When the first vaccine was developed at the end of the eighteenth century, little was known about how it worked. As the germ theory of disease became widely accepted, however, beginning in the late nineteenth century scientific advances proved that infectious diseases were caused by specific microbes, laying the foundations for the development of still more vaccines and the study of the immune system. Newer and better laboratory techniques in the mid-twentieth century gave further stimulus to vaccine development. Large-scale immunization programs were begun in many countries, reducing outbreaks of infectious diseases in the industrialized world to near zero.

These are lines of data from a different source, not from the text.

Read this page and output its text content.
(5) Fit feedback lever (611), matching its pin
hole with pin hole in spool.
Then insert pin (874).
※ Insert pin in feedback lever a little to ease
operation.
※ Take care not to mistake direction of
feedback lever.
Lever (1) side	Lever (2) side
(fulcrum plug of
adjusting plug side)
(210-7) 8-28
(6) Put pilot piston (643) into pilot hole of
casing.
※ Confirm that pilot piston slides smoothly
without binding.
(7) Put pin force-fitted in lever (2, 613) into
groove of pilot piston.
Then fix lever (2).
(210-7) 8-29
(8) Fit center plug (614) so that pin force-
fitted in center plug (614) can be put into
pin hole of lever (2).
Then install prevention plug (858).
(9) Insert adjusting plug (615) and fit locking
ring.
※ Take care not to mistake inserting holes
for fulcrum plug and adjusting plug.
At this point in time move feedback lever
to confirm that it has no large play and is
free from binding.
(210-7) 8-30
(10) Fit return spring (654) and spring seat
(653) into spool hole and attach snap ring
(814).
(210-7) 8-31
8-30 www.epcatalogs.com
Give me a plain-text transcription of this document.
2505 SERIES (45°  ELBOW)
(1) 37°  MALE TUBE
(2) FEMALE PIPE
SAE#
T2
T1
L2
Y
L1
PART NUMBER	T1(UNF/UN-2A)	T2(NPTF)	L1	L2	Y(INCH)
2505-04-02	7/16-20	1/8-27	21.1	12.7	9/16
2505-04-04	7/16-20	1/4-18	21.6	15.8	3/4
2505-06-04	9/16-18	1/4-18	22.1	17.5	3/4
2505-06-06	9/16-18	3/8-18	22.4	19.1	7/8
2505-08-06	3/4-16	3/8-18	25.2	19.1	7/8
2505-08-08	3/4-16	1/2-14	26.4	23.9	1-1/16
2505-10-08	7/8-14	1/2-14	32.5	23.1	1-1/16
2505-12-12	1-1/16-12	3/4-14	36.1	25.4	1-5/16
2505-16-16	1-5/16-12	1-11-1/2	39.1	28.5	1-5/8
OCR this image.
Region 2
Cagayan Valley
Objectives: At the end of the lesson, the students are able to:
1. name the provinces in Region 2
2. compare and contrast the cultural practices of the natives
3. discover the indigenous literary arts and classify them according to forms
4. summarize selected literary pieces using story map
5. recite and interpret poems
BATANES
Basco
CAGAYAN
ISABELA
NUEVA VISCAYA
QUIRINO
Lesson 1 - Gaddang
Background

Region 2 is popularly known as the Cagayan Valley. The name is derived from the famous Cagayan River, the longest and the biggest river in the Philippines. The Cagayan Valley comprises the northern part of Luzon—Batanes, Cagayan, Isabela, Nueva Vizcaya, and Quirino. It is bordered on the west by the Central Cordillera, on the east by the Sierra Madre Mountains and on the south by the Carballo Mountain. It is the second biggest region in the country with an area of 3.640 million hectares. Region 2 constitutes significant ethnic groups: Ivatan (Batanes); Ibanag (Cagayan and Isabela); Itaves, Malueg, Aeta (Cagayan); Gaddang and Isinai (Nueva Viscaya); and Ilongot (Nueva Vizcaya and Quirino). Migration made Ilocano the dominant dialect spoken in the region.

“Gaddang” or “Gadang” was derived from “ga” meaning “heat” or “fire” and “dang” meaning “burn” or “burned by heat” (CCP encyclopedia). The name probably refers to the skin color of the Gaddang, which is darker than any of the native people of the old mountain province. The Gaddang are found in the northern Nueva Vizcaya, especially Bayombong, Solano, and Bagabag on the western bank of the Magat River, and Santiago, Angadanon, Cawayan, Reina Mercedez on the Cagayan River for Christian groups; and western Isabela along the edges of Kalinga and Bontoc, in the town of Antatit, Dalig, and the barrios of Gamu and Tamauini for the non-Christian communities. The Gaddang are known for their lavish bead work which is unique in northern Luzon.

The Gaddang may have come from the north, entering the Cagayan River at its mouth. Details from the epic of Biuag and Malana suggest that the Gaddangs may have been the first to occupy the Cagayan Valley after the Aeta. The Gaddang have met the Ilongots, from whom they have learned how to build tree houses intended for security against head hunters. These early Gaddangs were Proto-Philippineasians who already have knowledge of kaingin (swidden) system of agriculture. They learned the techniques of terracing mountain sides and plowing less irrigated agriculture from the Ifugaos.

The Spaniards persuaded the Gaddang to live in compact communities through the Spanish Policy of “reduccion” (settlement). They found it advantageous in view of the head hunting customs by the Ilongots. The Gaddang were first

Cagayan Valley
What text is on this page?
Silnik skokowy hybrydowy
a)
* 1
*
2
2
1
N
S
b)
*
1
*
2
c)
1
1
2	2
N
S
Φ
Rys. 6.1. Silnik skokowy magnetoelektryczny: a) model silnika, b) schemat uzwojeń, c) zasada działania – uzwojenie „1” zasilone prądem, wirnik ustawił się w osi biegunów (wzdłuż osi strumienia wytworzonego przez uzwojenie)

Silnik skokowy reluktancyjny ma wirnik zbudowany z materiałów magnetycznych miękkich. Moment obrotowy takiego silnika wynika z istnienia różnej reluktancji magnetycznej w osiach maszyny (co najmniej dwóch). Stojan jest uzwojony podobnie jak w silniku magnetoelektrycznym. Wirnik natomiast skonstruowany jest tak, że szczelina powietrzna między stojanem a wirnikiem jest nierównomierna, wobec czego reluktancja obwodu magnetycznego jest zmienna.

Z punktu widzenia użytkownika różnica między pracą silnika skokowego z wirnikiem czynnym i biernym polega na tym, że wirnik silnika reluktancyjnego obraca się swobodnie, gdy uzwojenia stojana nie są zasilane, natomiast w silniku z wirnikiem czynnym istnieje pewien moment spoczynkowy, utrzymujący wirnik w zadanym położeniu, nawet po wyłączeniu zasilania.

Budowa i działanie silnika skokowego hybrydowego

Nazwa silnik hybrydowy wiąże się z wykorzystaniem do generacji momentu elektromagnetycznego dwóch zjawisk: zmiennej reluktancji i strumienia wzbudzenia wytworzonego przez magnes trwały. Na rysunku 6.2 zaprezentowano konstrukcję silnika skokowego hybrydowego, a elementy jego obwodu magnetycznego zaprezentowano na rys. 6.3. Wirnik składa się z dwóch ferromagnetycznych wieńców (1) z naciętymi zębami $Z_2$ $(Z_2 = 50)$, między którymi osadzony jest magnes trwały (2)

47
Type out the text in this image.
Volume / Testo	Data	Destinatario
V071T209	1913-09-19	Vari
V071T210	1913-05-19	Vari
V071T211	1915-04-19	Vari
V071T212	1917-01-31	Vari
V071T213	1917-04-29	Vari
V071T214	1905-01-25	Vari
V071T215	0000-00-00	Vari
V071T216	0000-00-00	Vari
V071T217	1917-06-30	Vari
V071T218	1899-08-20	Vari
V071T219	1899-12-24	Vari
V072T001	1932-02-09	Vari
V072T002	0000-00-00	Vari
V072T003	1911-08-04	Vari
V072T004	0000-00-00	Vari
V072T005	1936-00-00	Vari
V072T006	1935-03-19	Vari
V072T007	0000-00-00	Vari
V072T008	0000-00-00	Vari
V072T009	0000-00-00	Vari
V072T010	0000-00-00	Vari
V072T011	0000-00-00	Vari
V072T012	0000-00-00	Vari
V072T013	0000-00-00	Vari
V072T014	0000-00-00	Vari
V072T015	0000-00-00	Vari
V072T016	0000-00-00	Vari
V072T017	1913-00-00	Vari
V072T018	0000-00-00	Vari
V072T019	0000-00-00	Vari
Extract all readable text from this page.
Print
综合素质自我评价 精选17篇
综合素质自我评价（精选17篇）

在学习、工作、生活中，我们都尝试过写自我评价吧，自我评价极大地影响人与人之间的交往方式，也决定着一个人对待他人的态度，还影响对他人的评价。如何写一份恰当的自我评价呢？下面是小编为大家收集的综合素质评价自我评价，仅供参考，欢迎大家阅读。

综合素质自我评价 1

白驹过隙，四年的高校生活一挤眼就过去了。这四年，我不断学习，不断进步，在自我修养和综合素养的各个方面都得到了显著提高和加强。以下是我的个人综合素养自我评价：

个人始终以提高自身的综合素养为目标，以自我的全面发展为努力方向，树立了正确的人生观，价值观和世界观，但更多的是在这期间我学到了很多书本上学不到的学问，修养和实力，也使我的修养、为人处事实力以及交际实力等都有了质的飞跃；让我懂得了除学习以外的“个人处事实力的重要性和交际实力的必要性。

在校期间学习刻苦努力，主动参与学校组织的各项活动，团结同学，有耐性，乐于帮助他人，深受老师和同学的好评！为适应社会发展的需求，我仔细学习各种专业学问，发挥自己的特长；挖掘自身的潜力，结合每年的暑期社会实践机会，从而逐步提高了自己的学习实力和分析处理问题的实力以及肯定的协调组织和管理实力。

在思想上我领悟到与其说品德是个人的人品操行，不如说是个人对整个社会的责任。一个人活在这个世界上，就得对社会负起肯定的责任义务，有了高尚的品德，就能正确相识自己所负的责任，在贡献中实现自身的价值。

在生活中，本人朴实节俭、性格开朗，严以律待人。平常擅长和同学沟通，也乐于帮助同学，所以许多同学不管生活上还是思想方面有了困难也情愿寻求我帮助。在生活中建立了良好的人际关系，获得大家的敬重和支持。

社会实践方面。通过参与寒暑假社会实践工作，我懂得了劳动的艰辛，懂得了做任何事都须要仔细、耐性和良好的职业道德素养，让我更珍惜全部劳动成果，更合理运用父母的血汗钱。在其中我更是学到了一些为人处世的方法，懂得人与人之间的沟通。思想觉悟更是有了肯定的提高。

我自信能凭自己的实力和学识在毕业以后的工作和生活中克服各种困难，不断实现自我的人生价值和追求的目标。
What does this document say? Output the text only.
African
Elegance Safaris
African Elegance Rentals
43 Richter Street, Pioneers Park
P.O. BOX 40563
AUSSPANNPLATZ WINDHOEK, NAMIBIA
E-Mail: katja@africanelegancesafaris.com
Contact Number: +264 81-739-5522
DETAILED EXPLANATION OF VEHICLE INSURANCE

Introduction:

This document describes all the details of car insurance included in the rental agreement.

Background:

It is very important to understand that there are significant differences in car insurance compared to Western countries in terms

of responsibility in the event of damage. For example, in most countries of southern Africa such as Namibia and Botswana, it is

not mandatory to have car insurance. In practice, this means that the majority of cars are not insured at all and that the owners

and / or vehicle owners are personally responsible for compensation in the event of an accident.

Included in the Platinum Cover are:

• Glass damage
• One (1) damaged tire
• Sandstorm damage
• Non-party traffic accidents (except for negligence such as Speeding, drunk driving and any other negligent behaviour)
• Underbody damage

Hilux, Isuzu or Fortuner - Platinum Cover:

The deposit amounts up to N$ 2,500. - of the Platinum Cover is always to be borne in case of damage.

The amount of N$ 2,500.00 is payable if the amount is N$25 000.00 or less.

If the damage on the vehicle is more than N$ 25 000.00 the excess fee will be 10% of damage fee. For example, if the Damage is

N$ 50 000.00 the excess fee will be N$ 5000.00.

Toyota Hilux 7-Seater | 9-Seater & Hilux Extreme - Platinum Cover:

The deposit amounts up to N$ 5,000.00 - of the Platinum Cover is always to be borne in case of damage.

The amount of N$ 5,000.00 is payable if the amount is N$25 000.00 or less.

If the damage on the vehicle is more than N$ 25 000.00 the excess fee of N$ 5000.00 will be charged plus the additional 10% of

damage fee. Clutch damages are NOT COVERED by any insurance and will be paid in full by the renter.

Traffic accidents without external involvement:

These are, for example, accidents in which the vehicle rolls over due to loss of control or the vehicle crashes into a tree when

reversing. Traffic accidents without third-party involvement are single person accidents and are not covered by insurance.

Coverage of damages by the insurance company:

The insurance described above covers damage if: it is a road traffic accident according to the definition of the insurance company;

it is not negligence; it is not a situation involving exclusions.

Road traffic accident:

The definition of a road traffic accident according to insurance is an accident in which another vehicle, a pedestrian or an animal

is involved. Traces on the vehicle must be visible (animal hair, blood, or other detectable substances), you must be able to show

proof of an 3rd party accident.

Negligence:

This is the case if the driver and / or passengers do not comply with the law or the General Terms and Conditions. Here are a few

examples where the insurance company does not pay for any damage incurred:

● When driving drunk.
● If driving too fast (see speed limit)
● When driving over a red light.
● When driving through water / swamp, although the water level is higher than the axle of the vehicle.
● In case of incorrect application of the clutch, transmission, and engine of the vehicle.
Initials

In the 1980s, biotechnological advances opened up enormous possibilities for better, safer vaccines for a wider range of diseases. Yet new challenges also arose: Lethal new diseases emerged and old ones made a comeback. Issues relating to the inequitable development and distribution of vaccines around the world also needed to be faced. In many Western countries, resistance to vaccination increased from people who questioned the benefits and risks of vaccine use.
Historical Background and Scientific Foundations
Smallpox
The eighteenth century was a period of massive social change. Increasing trade and urbanization produced a mobile population, spreading diseases among communities that had not experienced them before. Overcrowded and unsanitary cities provided ideal breeding grounds for illnesses. Smallpox was endemic (constantly present) in many cities and large towns.
Regular epidemics occurred every few years. Contemporary accounts describe the disease as universal; there was not a person who was not affected by smallpox in some way. Mortality rates are difficult to establish with certainty, but in Europe at the end of the eighteenth century, as many as 400,000 people died of smallpox each year. In other parts of the world, the impact of smallpox was even worse. In the New World, sixteenth-century European explorers unleashed smallpox onto a population that had no natural immunity, causing massive mortality and terrible suffering. Smallpox is thought to have been partially responsible for the collapse of the Aztec and Inca civilizations as well as the success of the Spanish conquest of Central and South America. The disease wreaked havoc on a global scale.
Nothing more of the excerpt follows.